Uber and Lyft dominate the ride-sharing space. That fact doesn’t stop other startups from trying to vie for a piece of the ride-booking market. Especially when Uber is embroiled in what seems to be an almost constant controversy over a company culture that is allegedly steeped in sexual harassment complaints; racist practices by drivers; and more unbecoming behavior.
Moovn is one such startup that has the distinction of being black-owned. Godwin Gabriel launched the company in 2014. The service has expanded from seven to 18 cities worldwide and has attracted the attention of media including Essence, Huffington Post, GeekWire, and more.
Despite that exposure, getting investors continues to be a challenge for Gabriel who bootstrapped most of Moovn. “I’ve only had one investor. A lot of what we’ve built [is] based on savings.
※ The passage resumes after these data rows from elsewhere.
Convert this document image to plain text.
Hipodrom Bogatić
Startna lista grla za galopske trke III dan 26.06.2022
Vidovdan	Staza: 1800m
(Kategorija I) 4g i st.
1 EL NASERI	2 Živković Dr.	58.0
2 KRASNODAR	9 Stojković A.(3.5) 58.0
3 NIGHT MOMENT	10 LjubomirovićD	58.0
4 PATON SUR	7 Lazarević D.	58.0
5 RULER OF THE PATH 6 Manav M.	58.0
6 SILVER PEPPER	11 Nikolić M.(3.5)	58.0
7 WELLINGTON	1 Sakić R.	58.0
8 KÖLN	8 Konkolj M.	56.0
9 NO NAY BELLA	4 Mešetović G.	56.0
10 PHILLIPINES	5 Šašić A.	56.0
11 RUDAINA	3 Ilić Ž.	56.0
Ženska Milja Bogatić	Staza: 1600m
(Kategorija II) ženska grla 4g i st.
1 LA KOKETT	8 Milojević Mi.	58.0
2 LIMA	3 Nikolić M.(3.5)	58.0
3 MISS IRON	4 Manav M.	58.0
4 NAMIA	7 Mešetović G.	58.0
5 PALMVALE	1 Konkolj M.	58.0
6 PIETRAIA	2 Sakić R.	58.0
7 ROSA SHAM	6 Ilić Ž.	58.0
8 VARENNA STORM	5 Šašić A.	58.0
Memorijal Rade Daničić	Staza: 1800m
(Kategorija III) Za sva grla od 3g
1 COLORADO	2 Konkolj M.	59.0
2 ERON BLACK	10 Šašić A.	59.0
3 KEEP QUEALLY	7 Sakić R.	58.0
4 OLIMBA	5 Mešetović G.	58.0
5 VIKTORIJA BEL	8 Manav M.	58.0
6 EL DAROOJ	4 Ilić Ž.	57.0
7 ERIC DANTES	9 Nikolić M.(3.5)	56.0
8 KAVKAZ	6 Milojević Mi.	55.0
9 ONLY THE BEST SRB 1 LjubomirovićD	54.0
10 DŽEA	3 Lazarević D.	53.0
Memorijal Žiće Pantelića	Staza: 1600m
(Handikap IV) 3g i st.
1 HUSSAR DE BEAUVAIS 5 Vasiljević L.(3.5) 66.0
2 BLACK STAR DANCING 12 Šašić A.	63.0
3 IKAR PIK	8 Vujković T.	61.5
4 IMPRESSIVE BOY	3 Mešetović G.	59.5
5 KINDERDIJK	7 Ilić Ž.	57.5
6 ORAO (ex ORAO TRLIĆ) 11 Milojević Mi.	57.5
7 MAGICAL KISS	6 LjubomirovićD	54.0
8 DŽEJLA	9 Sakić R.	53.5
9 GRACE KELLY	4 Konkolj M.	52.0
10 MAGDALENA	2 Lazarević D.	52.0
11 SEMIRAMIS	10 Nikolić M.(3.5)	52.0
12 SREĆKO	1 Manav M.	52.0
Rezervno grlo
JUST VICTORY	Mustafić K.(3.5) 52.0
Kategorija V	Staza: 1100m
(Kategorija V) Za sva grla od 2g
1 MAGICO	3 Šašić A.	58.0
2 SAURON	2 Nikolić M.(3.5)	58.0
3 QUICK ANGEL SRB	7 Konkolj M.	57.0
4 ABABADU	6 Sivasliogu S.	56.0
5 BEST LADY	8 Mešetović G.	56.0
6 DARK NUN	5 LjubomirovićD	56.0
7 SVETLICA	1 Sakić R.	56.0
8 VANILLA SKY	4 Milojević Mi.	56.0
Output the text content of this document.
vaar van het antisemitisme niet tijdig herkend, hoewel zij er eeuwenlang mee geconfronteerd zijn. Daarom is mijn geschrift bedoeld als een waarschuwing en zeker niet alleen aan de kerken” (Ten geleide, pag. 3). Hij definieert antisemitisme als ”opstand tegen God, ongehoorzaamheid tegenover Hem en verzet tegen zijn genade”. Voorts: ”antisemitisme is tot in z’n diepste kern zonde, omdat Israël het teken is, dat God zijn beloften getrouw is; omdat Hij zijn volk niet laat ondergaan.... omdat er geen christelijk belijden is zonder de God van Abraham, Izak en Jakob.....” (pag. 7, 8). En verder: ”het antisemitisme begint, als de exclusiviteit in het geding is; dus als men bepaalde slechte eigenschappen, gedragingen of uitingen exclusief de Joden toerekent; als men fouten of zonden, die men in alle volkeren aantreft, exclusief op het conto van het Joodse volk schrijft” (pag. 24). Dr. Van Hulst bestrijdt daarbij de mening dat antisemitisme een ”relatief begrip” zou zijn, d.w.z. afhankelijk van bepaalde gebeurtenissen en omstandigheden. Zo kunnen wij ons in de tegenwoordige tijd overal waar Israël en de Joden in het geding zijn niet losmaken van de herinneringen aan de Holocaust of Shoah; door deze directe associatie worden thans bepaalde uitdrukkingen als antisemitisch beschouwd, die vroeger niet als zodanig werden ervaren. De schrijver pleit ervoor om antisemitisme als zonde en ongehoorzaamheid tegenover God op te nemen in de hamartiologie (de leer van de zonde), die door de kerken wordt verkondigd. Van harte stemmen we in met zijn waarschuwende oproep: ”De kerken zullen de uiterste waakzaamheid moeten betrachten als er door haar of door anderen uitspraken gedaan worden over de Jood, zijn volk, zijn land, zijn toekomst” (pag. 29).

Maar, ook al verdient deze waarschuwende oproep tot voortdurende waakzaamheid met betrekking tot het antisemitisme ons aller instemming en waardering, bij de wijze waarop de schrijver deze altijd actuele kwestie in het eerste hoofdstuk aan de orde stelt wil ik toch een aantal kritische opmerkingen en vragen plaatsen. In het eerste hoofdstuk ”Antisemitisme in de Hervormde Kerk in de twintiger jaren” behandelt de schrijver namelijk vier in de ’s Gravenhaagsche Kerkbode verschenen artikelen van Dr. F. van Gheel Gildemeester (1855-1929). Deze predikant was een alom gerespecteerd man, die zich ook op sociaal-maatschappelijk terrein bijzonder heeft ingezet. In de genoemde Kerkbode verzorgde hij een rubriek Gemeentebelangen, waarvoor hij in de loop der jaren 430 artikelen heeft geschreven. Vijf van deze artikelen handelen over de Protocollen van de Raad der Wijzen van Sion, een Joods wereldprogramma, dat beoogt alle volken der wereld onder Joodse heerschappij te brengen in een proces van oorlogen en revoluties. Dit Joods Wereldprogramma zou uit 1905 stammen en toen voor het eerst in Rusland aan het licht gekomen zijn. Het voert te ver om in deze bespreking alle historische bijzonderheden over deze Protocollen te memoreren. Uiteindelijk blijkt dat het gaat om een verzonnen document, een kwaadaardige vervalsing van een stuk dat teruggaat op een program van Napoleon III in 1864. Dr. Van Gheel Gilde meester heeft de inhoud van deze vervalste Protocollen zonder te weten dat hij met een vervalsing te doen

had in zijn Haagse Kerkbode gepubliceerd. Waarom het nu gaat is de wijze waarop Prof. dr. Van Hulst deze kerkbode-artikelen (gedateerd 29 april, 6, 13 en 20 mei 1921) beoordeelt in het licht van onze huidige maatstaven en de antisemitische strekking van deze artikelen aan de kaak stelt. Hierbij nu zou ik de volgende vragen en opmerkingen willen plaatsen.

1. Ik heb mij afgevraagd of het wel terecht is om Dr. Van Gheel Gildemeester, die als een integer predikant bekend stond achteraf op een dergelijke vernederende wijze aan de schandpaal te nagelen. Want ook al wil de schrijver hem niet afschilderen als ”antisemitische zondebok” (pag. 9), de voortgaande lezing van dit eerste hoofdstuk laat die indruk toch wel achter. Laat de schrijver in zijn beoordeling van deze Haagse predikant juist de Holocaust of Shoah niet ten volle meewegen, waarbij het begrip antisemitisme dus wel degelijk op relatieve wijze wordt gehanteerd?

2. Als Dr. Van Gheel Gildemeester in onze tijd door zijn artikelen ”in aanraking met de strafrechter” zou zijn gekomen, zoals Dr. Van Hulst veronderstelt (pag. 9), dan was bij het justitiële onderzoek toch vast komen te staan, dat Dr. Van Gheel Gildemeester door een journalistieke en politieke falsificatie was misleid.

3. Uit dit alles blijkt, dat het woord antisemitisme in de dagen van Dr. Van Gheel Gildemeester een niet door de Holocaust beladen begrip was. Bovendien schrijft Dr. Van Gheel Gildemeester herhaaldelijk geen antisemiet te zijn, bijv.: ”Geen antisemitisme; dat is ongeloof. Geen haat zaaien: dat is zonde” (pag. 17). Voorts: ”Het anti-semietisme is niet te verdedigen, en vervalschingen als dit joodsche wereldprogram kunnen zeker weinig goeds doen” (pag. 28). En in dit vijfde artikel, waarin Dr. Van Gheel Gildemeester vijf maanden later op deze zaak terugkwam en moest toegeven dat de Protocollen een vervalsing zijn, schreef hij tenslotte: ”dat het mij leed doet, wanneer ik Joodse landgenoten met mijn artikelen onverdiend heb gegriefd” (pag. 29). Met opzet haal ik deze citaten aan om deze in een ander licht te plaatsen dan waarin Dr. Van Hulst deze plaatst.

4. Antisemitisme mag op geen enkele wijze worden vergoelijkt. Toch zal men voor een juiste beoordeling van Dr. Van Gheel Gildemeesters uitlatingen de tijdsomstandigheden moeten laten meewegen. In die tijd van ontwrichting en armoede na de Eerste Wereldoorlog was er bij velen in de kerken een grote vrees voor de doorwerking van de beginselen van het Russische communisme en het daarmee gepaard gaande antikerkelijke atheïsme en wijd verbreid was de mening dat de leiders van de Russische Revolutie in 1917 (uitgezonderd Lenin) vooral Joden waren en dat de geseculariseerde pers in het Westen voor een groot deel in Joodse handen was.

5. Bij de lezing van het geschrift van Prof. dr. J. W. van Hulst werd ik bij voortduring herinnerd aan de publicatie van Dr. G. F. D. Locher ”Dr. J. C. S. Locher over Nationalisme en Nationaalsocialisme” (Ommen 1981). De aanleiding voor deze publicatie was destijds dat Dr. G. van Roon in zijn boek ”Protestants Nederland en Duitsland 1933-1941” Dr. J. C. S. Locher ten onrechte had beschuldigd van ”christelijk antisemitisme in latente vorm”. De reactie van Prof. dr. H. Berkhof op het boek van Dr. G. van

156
There’s not been a lot of interest from mainstream funders. I think what I find very strange, at this juncture, at this particular space and growth, you would think that people would just be pouring funding into our business, but not at all,” says Gabriel.
“We are already revenue-generating; we have an amazing product and an amazing message to promote as well—the investors, they want more for less or [don’t] even want to touch us. That is not our progression, quite honestly. Lack of funding channels for black business, particularly in the tech space, it is truly a problem and it hinders a lot of young black entrepreneurs,” he says.
That disinterest from investors comes despite ways Moovn has separated itself from Uber and Lyft. First, Moovn drivers are better compensated. They get to keep 85% of their fares, plus tips. Moovn takes 15% commission.
Uber drivers keep 75% of the fare and Uber retains 25% commission. Lyft drivers keep 25% of fares (and charge an extra 11.4% to drivers in New York to satisfy regulations.)
Moovn also does not engage in surge pricing. “Our prices are very relevant to standard market pricing. People hate surge pricing—it doesn’t justify it regardless of peak time and demand,” says Gabriel.
As someone born in Tanzania, Gabriel also addresses the need for transportation in countries where many may not own cars or have little access to transportation.
“As we go to emerging markets, we localize our product. In addition to cars, [users] can get mopeds and rickshaws, so regular folks can use the mobile apps.” Uber had launched a service in India specifically for rickshaws but has since suspended the service.
Perhaps as a person of color from an African country, Gabriel can tap into those emerging markets that even Lyft and Uber have had difficulty penetrating because he is from such a region. With a projected expansion to 75 cities worldwide by the end of the year and Godwin’s unique perspective differing from the typical Silicon Valley founder, maybe investors will soon come courting.